Tabiidir, haysiyet ve namusu bir burjuva uydurması diye telâkki eden komünistlerden kimse bu tahrike aldırmıyor, yalnız kendilerine çevrilmiş olan ateşli bakışlar altında sinip susuyorlar. 0 zaman Baltacıoğlu, nümayişçilere bakarak şöyle diyor: "Korktuğum için sustum sanmayın, sadece acıdığım için sustum". Hatip konferansına devam ediyor. Kendisine has olan belâgatle komünistliği paçavraya çeviren birkaç söz söylüyor. Artık bu kadarına dayanamayan ve konferansın bitmek üzere olduğunu sezen Marksist taslakları salonu terk etmeye başlıyorlar. Fakat bunu da nümayiş şeklinde ve kastî bir gürültü içinde yapıyorlar. Salonun dışında, holde, ikişer üçer kişilik gruplar hâlinde toplanan bu güruhun arasında merak dolayısıyla dolaşan milliyetçi bir üniversite genci bu taslaklardan birinin Baltacıoğlu'na tulumbacı ağzıyla bir küfür savurduktan sonra: ".... bize milliyetçilik dolması yutturacaktı" dediğini işitiyor. Bu sırada içeriye resmî kılıklı dört beş polisin geldiğini görünce taslaklar çabucak sokağa fırlayıp kayboluyorlar.
Fakat şaşılacak nokta şu ki: Halk Partisinin bir mebusu Halk Partisi'nin bir müessesesinde vatan ve millet düşmanları tarafından tahkir olunduğu hâlde kimsenin kılı kımıldamıyor. Ne halk evi, ne polis bir takibat veya tahkikat yapmaya lüzum görmüyor. Aynı gece Leylî tıp talebe yurtlarında milliyetçilerle solcular arasında başlayan münakaşa dövüşe binmek üzere iken her iki yerde daima görülen uzlaştırıcı tarafsızların araya girmesiyle mesele kapanıyor.
Sayın Başvekil !
İşte Türkçülüğün hâkim olduğu bir Türk ülkesinde böyle bir olay oluyor. İşin en kötü ciheti de bu nümayişi yapanların hem üniversiteli, hele çoğunun devlet parasıyla talebe yurtlarında okuyan talebeler oluşudur. Demek ki devlet bilmeden koynunda yılan besliyor. Kızıl gözlü, sinsi ve zehirli yılanlar. Bu yılanlar yarın birer doktor olup yurt köşelerinde vazife aldıkları zaman ilk işleri baltalama hareketlerine girmek olacak, vatanı arkadan vuracaklar, bekledikleri kızıl sabahı Türkiye'ye getirecek olan yabancı ordulara ajanlık edeceklerdir.

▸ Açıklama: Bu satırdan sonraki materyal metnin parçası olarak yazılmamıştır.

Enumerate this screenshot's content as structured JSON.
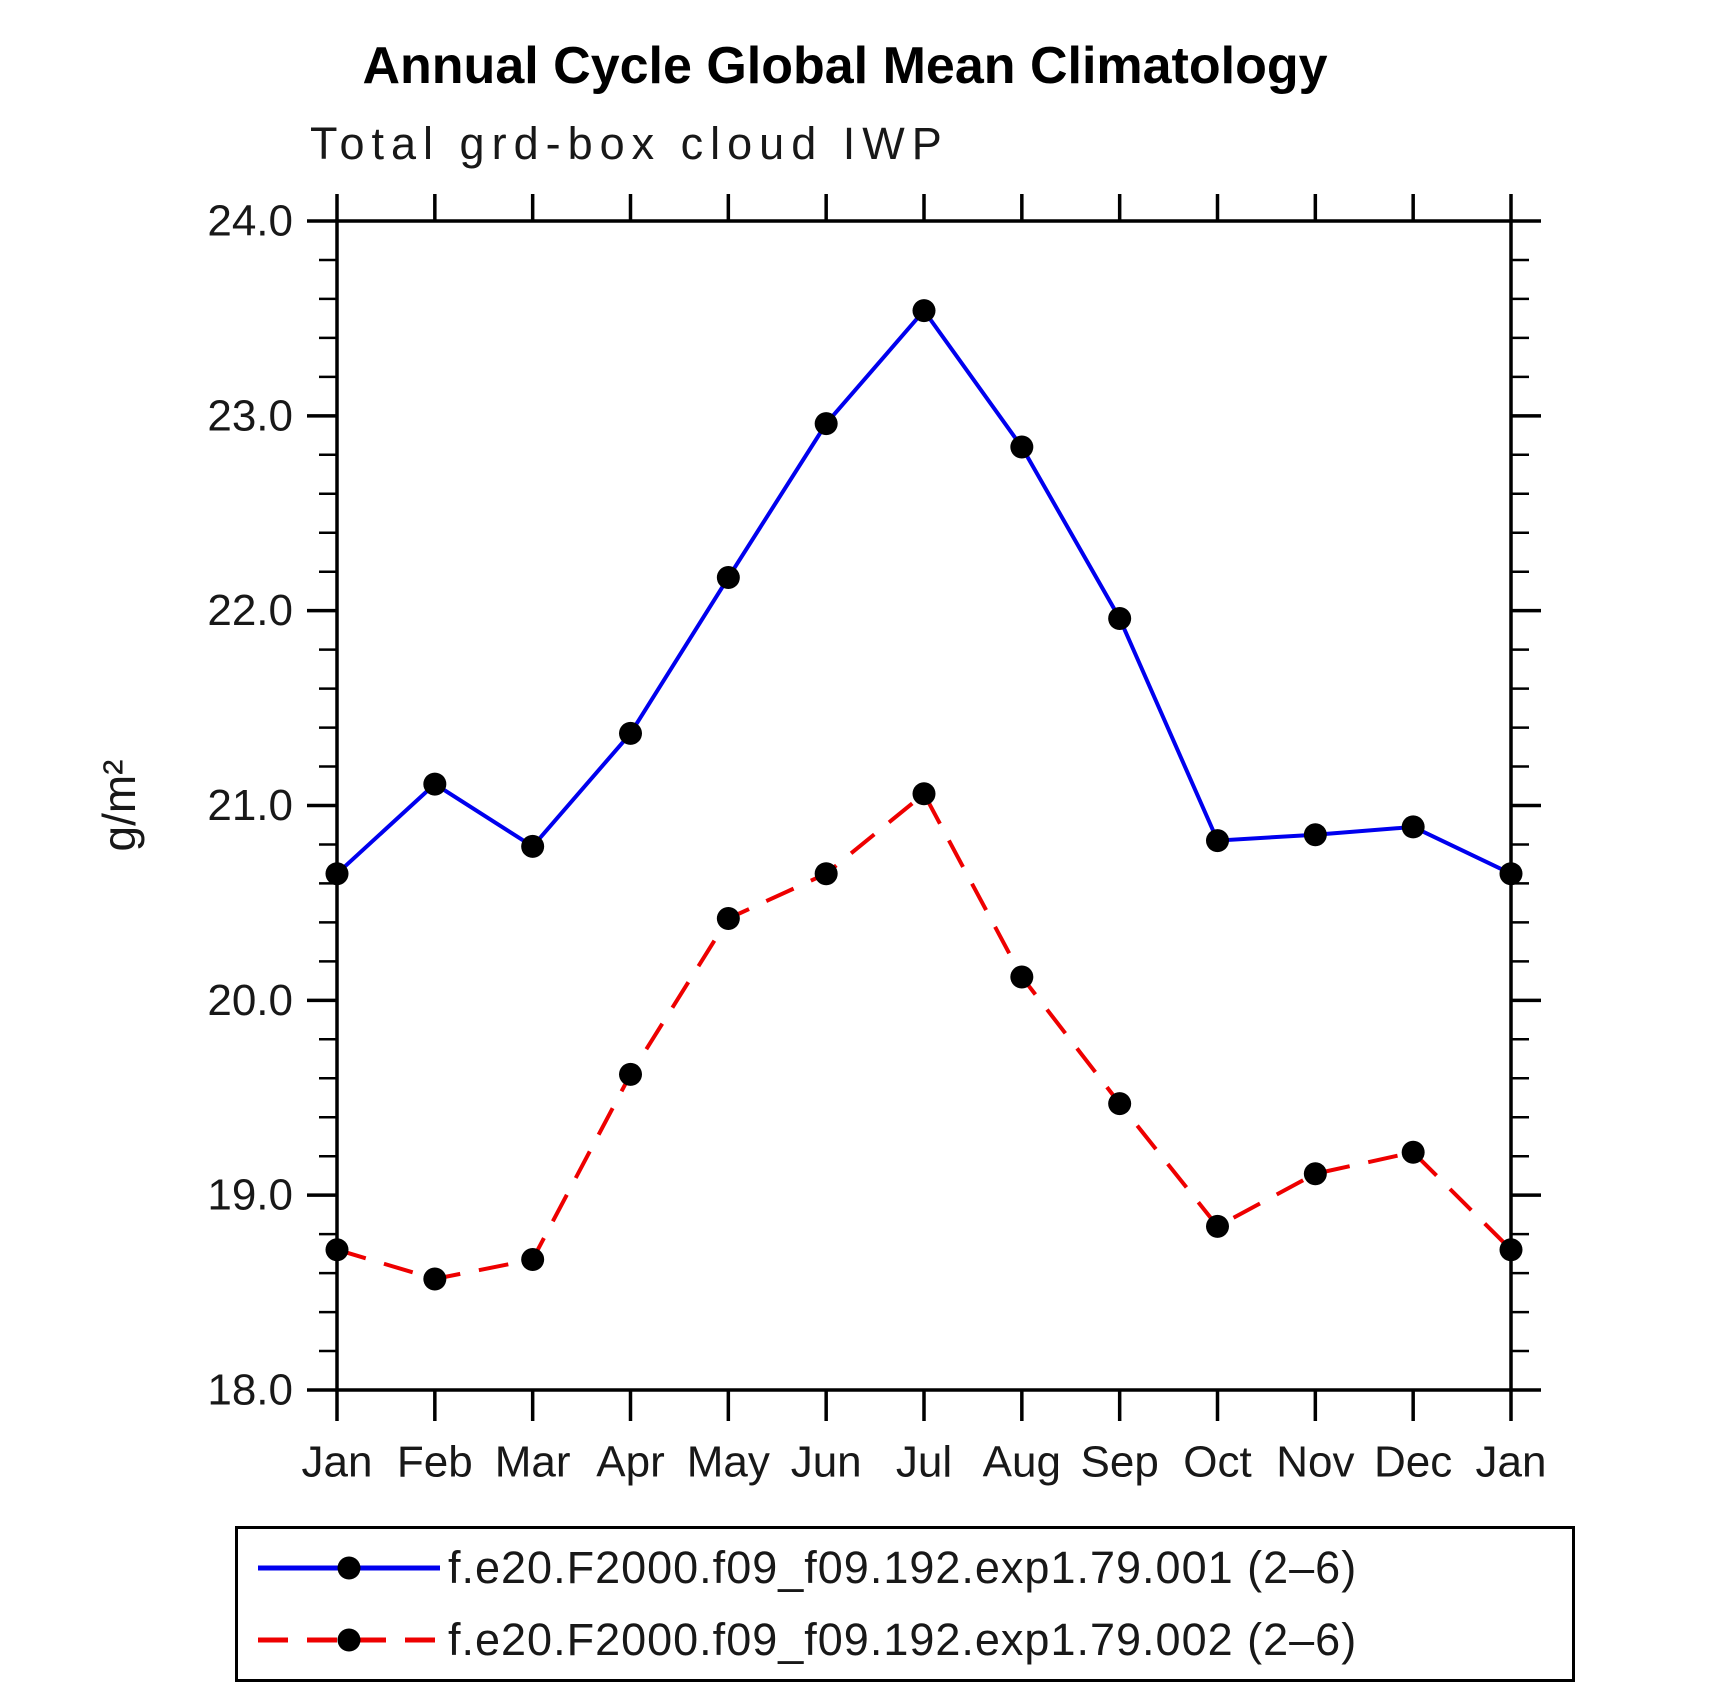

Zaten toplu ve teşkilâtlı bir hâlde daha şimdiden konferanslarda nümayiş yapmaları da bu günden ajanlık etmeye başladıklarının delilidir. Bu nümayişi yapanların arasında, Almanya'ya tahsile gönderilerek komünistlik yaptığı için talebe müfettişi tarafından geri alınan, fakat bazı mebus amcalar sayesinde Ankara üniversitesine doçent olarak giren bir komünistin iki kardeşinin bulunması da bilmem ki ibretle bakılmaya değmez mi? Acaba, böyle bir vak'a başka ülkelerde olabilir miydi?
Rusya'da Marksizme, Almanya ve İtalya'da milliyetçiliğe aykırı en ufak bir hareket nasıl karşılık görürdü?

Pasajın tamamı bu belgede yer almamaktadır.